Child abuse inquiry: Woolf pressed to quit over ‘dinner parties with Brittan’

UNITED KINGDOM
The Guardian

Matthew Weaver and Rowena Mason
The Guardian, Wednesday 22 October 2014

Fiona Woolf, the second person to lead the government’s inquiry into child abuse, is facing parliamentary and legal pressure to stand down after it emerged she was on “dinner-party terms” with Lord Brittan, who was home secretary when a dossier about alleged Westminster paedophiles went missing from his department.

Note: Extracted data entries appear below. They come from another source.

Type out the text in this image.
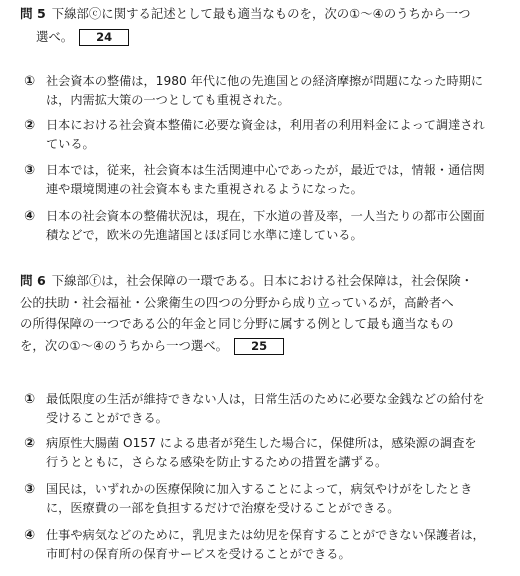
問 5 下線部ⓒに関する記述として最も適当なものを，次の①～④のうちから一つ
選べ。 24
① 社会資本の整備は，1980 年代に他の先進国との経済摩擦が問題になった時期には，内需拡大策の一つとしても重視された。
② 日本における社会資本整備に必要な資金は，利用者の利用料金によって調達されている。
③ 日本では，従来，社会資本は生活関連中心であったが，最近では，情報・通信関連や環境関連の社会資本もまた重視されるようになった。
④ 日本の社会資本の整備状況は，現在，下水道の普及率，一人当たりの都市公園面積などで，欧米の先進諸国とほぼ同じ水準に達している。
問 6 下線部ⓕは，社会保障の一環である。日本における社会保障は，社会保険・
公的扶助・社会福祉・公衆衛生の四つの分野から成り立っているが，高齢者へ
の所得保障の一つである公的年金と同じ分野に属する例として最も適当なもの
を，次の①～④のうちから一つ選べ。 25
① 最低限度の生活が維持できない人は，日常生活のために必要な金銭などの給付を受けることができる。
② 病原性大腸菌 O157 による患者が発生した場合に，保健所は，感染源の調査を行うとともに，さらなる感染を防止するための措置を講ずる。
③ 国民は，いずれかの医療保険に加入することによって，病気やけがをしたときに，医療費の一部を負担するだけで治療を受けることができる。
④ 仕事や病気などのために，乳児または幼児を保育することができない保護者は，市町村の保育所の保育サービスを受けることができる。
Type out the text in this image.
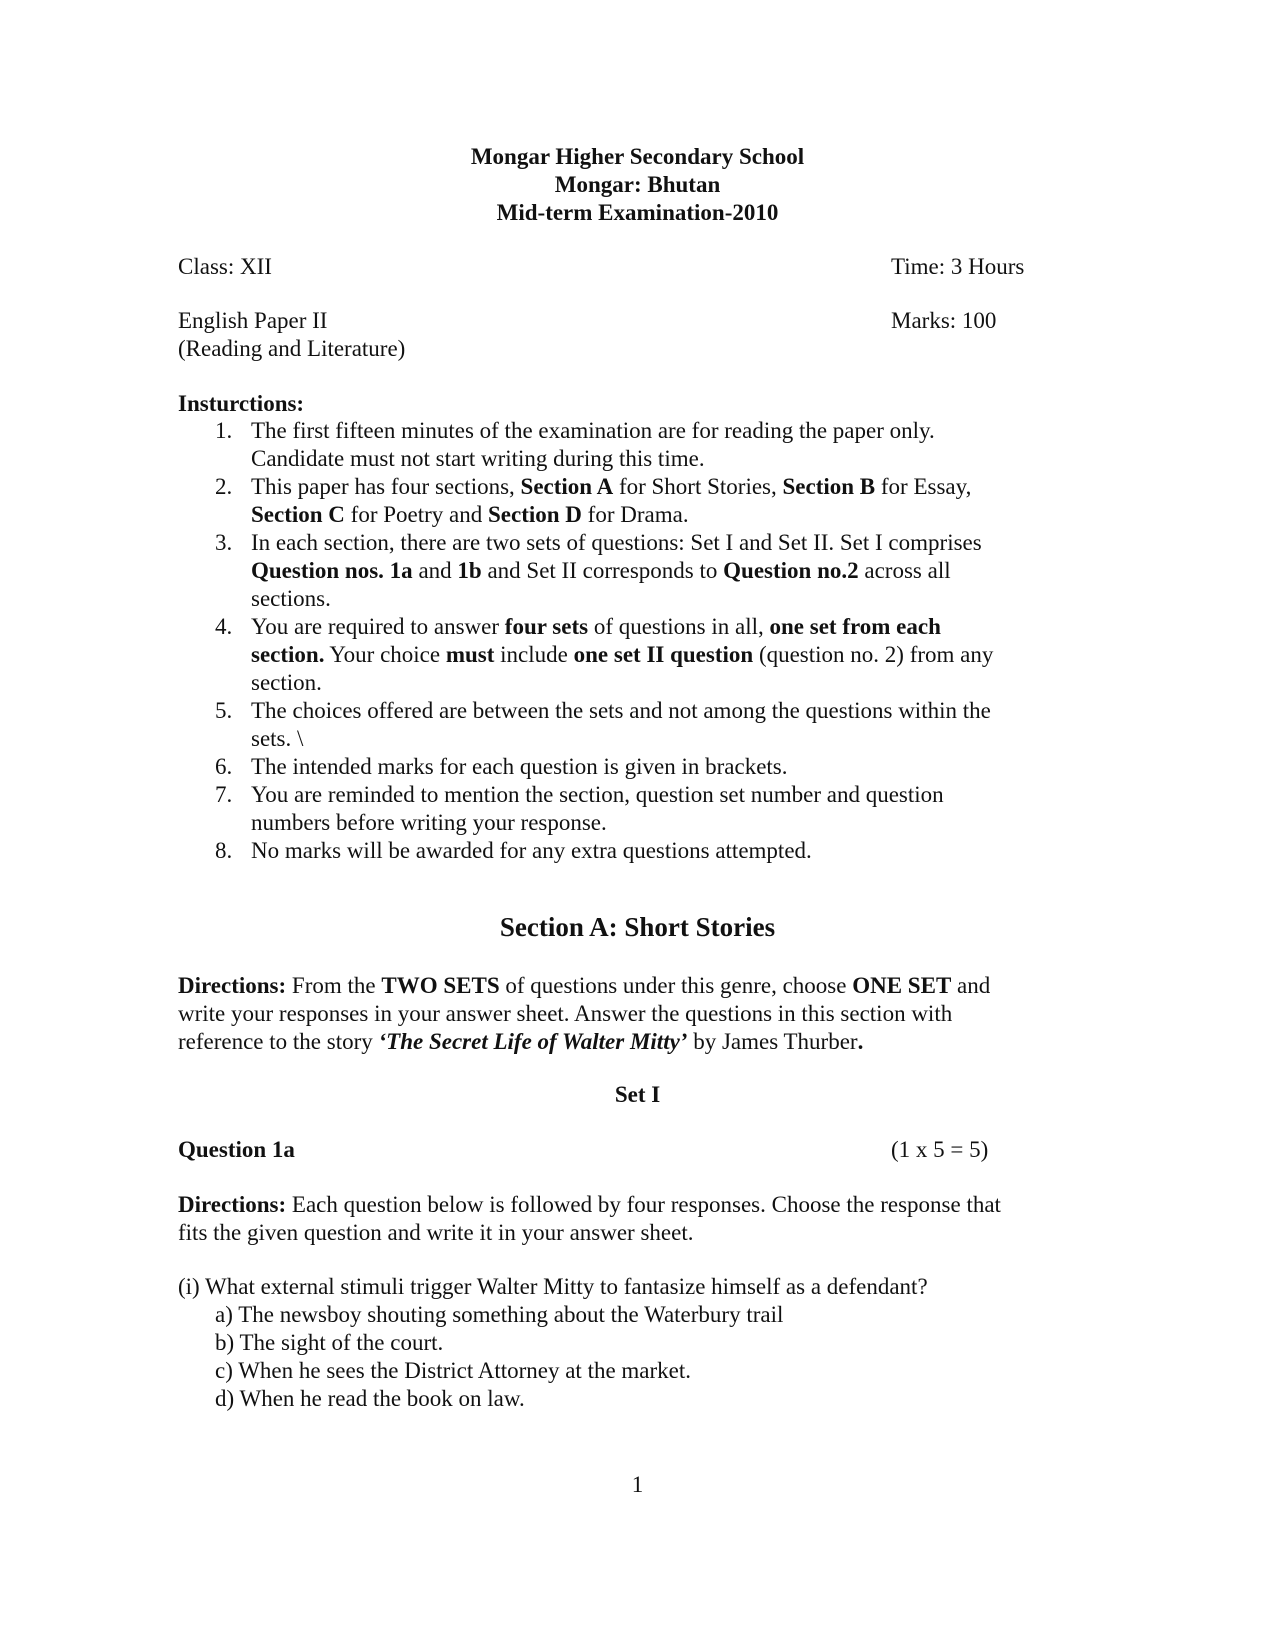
Mongar Higher Secondary School
Mongar: Bhutan
Mid-term Examination-2010
Class: XII	Time: 3 Hours
English Paper II	Marks: 100
(Reading and Literature)
Insturctions:
1. The first fifteen minutes of the examination are for reading the paper only.
Candidate must not start writing during this time.
2. This paper has four sections, Section A for Short Stories, Section B for Essay,
Section C for Poetry and Section D for Drama.
3. In each section, there are two sets of questions: Set I and Set II. Set I comprises
Question nos. 1a and 1b and Set II corresponds to Question no.2 across all
sections.
4. You are required to answer four sets of questions in all, one set from each
section. Your choice must include one set II question (question no. 2) from any
section.
5. The choices offered are between the sets and not among the questions within the
sets. \
6. The intended marks for each question is given in brackets.
7. You are reminded to mention the section, question set number and question
numbers before writing your response.
8. No marks will be awarded for any extra questions attempted.
Section A: Short Stories
Directions: From the TWO SETS of questions under this genre, choose ONE SET and
write your responses in your answer sheet. Answer the questions in this section with
reference to the story ‘The Secret Life of Walter Mitty’ by James Thurber.
Set I
Question 1a	(1 x 5 = 5)
Directions: Each question below is followed by four responses. Choose the response that
fits the given question and write it in your answer sheet.
(i) What external stimuli trigger Walter Mitty to fantasize himself as a defendant?
a) The newsboy shouting something about the Waterbury trail
b) The sight of the court.
c) When he sees the District Attorney at the market.
d) When he read the book on law.
1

Woolf, a QC and lord mayor of London, replaced the government’s initial choice, Lady Butler-Sloss, who resigned soon after the inquiry was set up when it emerged that her late brother Lord Havers was attorney general at the time of some of the historical allegations.

Now a second conflict of interest row is growing as lawyers representing victims of the abuse insist that Woolf should resign after it emerged that the Tory peer was one of her neighbours, with whom she had dined five times since 2008.

She also faces a legal challenge over her appointment and an parliamentary motion calling for her replacement.

The shadow energy secretary, Caroline Flint, told BBC’s Daily Politics programme: “I think it’s really difficult for her to stay.” But No 10 insisted the prime minister had “full confidence” in Woolf.